10 Flashcards
(20 cards)
Why might one choose the median over the mean as a measure of central tendency?
Because the median is less sensitive to extreme values or skewed data, providing a better “central” value when outliers are present.
How do you interpret the standard deviation of a dataset?
Standard deviation quantifies the average distance of data points from the mean, reflecting the spread or variability in the dataset.
What is the standard error of the mean (SEM), and how does it differ from standard deviation?
SEM measures the variability of sample means if the same experiment were repeated, whereas standard deviation measures variability of individual observations around the sample mean.
Define skewness and explain what positive or negative skew indicates about a distribution’s shape.
Skewness measures asymmetry of a distribution. Positive skew (right-tailed) indicates a long tail on the higher side; negative skew (left-tailed) indicates a long tail on the lower side.
What does kurtosis describe in a distribution?
Kurtosis measures the “tailedness” or “peakedness” of a distribution compared to a normal distribution, indicating the propensity for outliers.
Why is it important to assess both location and dispersion when summarizing data?
Because measures of central tendency (location) alone don’t convey the spread or variability; dispersion measures (e.g., range, interquartile range, standard deviation) describe how data are distributed around the center.
What is a contingency table, and when is it used?
A contingency table (cross-tabulation) displays frequencies of two categorical variables simultaneously, facilitating analysis of associations or interactions.
Define the Pearson correlation coefficient (r).
A statistic that quantifies the strength and direction of a linear relationship between two continuous variables, ranging from –1 (perfect negative) to +1 (perfect positive).
Under what circumstances might Pearson correlation be misleading?
When the relationship is non-linear, when outliers heavily influence the data, or when the variables are not measured on an interval/ratio scale.
What is Spearman rank correlation, and why is it used instead of Pearson correlation in some cases?
Spearman correlation assesses the strength of a monotonic relationship using ranked data; it is robust to outliers and appropriate for ordinal data or non-linear (but monotonic) associations.
Describe when you would use a histogram versus a boxplot to explore a dataset.
Use a histogram to visualize the detailed shape of a distribution (e.g., modality, skewness).

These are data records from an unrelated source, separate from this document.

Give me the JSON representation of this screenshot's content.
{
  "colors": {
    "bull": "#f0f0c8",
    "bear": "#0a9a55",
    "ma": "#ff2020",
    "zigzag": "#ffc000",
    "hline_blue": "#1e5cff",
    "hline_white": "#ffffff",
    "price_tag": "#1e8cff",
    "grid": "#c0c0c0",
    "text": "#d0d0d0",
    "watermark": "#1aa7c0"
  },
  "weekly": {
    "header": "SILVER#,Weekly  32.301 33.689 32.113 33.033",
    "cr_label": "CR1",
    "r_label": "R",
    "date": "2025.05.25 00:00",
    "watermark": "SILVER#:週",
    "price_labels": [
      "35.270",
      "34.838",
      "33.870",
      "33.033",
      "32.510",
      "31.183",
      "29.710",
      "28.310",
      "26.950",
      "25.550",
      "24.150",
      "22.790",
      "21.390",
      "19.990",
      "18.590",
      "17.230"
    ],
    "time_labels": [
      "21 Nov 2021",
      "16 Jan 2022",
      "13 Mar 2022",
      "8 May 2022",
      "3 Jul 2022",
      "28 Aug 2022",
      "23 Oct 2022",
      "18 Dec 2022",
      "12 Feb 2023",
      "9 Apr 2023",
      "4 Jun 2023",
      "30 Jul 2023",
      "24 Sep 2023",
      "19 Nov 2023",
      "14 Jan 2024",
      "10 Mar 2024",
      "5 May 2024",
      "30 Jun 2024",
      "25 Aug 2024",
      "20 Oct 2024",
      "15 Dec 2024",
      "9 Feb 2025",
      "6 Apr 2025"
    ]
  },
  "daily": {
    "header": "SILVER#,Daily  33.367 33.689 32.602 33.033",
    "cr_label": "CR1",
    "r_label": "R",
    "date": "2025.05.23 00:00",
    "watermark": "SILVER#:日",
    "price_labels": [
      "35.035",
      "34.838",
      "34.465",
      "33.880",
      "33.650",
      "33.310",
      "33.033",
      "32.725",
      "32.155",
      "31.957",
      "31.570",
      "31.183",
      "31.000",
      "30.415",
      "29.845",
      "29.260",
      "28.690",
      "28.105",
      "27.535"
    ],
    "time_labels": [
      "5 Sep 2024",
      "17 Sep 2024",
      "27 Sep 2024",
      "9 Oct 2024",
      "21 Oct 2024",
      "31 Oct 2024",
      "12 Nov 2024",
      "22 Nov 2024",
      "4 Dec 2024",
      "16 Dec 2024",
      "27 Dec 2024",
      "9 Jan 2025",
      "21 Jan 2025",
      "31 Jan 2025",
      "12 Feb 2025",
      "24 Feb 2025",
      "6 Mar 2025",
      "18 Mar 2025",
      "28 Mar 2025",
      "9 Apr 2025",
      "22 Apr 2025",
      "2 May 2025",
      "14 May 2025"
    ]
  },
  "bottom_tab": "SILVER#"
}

Use a boxplot to summarize distribution in terms of median, quartiles, and identify outliers.
In a boxplot, what do the box, whiskers, and outliers represent?
The box spans the interquartile range (Q1 to Q3) with a line at the median; whiskers extend to the most extreme values within 1.5×IQR; points beyond whiskers are outliers.
How do sample size and variability affect the reliability of statistical estimates?
Larger sample sizes reduce the standard error, making estimates more precise. Greater variability in data increases uncertainty around estimates, requiring larger samples to achieve the same precision.
Explain why random sampling is important in statistical studies.
Random sampling minimizes selection bias and ensures that the sample represents the broader population, allowing valid inferences and generalizations.
What are type I and type II errors in hypothesis testing?
A type I error is incorrectly rejecting a true null hypothesis (false positive). A type II error is failing to reject a false null hypothesis (false negative).
How does significance level (α) relate to type I error?
The significance level (α) is the probability threshold for rejecting the null hypothesis; setting α = 0.05 means there is a 5% chance of making a type I error.
What is statistical power, and what factors influence it?
Statistical power is the probability of correctly rejecting a false null hypothesis (1 − type II error rate). It increases with larger sample size, larger effect size, and lower data variability.
Define p-value in the context of hypothesis testing.
The p-value is the probability of observing data as extreme or more extreme than what was collected, assuming the null hypothesis is true.
Why is it important to distinguish between statistical significance and practical significance?
A result can be statistically significant (unlikely due to chance) but have a trivial or clinically irrelevant effect size, so one must assess real-world impact.
Describe the difference between one-sided and two-sided hypothesis tests.
A one-sided test assesses deviation in a specific direction (e.g., greater than); a two-sided test assesses deviations in both directions (greater or less than).